It was quite a day at the Capitol, as hordes of teachers were unleashed by their unions for a “professional development day.”
A professional development day is one in which teachers screw kids who are supposed to be preparing for the standardized tests they will take next week so they can act like jackasses protesting Gov. Jindal’s K-12 education reform package.
As I write this, a House Education Committee hearing has been deliberating for more than 12 hours on reform bills with no end in sight.
Here are the bills introduced in the House by Rep. Steve Carter:
- HB976, which establishes a statewide voucher system, provides for the transfer of failing public schools to the Recovery School District and facilitates a few educational alternatives to traditional schools;
- HB974, which reforms teacher tenure and reorients teacher compensation toward performance; and
- HB933, which creates and provides for an early childhood care and education network.
All indications are that they will pass—hopefully before my junior high aged daughter graduates from high school—where they will move to the Senate and we can start all of today’s committee fun over again. For my money, you can never get enough of Democrats droning on about how overhauling a failing school system will harm the poor and minorities.
It warmed my heart to see all these state employees being given the day off to embrace ultra lefty Legislators before they strolled into a committee room to preserve a very good jobs program that doesn’t do a very good job?
Being 49th in education nationwide doesn’t leave Louisiana’s kids very far to fall. And this is all about the kids, right?
Well, let’s ask some of the demonstrators at the Capitol why they turned out today and see. How about this lady:
Wow, something must be wrong here. This lady, a member the Black Alliance for Educational Options (BAEO), is for the governor’s reforms and seems to be concerned with providing her child with a quality education above all.
She is articulate, optimistic and believes that parents—the ones with the greatest vested interest in their kids—might be the ones best qualified to make decisions on the best way to educate them. Seems to make a lot of sense.
In all fairness, we need a counter argument on how the governor’s plans will be detrimental to our kids’ education. I shot these next couple of videos a little later in the day when most of the teachers that had been buses in had left.
C’mon valued Louisiana educators, tell us why you took a day off work to take a stand for our kids future.
Why are you here?
Okay…I didn’t really hear too much about education in all this. I did hear the word “tenure,” however. She couldn’t have come up from New Orleans just for that…it has to be about the kids.
I also heard this teacher call our governor “crazy” and “retarded.” Now, I’m not really the politically correct type, but I thought you were supposed to say that retarded people are “challenged” or have “special needs,”—you know the type of people that we are being told will suffer more than most under Jindal’s voucher plan.
Let’s give this one more try.
Hey teacher why did YOU leave those kids alone to come to the Capitol and protest the governor’s education reform package?
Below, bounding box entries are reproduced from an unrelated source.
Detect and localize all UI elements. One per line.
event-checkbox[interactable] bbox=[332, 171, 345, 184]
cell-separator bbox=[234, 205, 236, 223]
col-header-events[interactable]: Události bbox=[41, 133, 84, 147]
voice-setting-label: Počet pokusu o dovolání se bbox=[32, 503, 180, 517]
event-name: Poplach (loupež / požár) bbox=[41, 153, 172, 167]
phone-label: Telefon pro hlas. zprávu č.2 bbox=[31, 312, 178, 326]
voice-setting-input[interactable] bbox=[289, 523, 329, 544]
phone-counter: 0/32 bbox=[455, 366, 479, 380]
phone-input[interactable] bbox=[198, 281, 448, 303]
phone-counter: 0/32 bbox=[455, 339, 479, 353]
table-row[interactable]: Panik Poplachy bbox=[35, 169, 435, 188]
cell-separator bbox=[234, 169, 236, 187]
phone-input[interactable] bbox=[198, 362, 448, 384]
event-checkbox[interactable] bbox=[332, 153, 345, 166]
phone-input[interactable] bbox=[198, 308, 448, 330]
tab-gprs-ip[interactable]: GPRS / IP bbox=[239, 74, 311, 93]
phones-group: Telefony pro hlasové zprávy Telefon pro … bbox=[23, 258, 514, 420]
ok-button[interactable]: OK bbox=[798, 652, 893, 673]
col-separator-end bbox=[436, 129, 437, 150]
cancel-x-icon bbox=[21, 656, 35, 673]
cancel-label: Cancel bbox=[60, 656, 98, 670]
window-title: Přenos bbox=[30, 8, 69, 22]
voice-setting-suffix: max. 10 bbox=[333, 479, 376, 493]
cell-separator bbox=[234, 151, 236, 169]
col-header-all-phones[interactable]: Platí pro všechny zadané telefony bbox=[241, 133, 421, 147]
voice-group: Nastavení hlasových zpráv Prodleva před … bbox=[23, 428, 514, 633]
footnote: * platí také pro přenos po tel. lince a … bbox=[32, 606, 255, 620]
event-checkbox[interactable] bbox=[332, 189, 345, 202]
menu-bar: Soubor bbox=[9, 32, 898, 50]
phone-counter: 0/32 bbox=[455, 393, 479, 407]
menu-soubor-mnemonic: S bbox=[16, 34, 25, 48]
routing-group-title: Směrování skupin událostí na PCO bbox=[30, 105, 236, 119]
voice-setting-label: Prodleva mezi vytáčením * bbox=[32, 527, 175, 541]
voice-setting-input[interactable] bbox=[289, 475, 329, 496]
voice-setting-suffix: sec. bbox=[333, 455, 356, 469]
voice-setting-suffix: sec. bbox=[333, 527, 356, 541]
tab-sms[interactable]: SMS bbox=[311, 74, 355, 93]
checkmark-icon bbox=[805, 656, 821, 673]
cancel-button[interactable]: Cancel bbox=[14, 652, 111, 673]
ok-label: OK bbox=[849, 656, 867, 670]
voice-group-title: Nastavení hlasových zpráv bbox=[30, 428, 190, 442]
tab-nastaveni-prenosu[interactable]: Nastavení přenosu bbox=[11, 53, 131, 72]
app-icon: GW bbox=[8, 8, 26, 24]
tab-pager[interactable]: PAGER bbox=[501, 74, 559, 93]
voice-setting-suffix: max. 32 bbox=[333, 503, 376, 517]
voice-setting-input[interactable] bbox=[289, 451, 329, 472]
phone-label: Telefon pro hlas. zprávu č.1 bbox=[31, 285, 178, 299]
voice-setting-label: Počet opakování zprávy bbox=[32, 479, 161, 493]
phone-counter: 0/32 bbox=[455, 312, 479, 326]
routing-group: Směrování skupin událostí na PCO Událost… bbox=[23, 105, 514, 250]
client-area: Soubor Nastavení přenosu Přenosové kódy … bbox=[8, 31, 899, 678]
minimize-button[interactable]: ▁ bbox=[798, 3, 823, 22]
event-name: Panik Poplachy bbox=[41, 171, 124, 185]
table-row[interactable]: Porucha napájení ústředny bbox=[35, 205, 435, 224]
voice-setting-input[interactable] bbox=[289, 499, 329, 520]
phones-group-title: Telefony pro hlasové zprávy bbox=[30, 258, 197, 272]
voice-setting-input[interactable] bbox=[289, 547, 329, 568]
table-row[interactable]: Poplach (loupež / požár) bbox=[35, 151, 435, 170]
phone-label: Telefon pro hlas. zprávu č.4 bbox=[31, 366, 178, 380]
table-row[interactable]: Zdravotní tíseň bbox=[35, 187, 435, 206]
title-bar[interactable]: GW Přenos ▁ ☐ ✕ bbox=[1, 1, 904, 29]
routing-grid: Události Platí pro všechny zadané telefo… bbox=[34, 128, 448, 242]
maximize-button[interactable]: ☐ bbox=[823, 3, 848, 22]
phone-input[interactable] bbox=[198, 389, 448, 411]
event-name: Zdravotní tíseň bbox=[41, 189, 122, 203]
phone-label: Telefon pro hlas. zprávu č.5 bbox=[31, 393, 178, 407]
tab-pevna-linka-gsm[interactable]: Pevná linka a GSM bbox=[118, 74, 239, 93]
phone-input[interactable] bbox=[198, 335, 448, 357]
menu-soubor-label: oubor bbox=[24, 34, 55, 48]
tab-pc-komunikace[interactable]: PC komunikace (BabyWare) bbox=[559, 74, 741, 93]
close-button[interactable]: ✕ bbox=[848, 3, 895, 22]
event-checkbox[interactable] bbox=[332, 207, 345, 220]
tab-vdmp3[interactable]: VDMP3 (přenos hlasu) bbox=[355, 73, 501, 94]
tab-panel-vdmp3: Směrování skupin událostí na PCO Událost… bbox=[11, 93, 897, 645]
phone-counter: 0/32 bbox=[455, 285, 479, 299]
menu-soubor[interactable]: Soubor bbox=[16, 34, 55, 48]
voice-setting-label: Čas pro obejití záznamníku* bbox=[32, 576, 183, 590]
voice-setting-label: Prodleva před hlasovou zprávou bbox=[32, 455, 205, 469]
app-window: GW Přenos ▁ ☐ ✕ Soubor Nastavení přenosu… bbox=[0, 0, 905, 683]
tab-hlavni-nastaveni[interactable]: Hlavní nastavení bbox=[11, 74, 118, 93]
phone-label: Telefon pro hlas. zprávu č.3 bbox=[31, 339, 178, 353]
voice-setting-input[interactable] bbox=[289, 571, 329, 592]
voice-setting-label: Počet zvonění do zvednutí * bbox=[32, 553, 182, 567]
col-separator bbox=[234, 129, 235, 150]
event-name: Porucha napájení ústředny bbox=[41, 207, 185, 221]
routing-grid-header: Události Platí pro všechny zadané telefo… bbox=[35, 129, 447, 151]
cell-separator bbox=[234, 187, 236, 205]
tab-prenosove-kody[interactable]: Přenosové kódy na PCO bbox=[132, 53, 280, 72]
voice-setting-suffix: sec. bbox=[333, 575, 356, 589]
So, he wants teachers to start a newspaper. That sounds really cool–it sounds super–only I don’t know what it has to do with educating our kids. At least he did mention education, if only to say that Jindal’s reform would work to dumb down our kids, which he admits are already pretty dumb. Hmmmm…
One of the mantras I heard from teacher protesters today was that governor’s education overhaul would destroy Louisiana’s public school system as we know it.
If these teachers are any indication of the people teaching our kids, I say let’s destroy it quickly so we can build a better one in it’s place to give our kids a better future.
Even a crazy, retarded person would agree.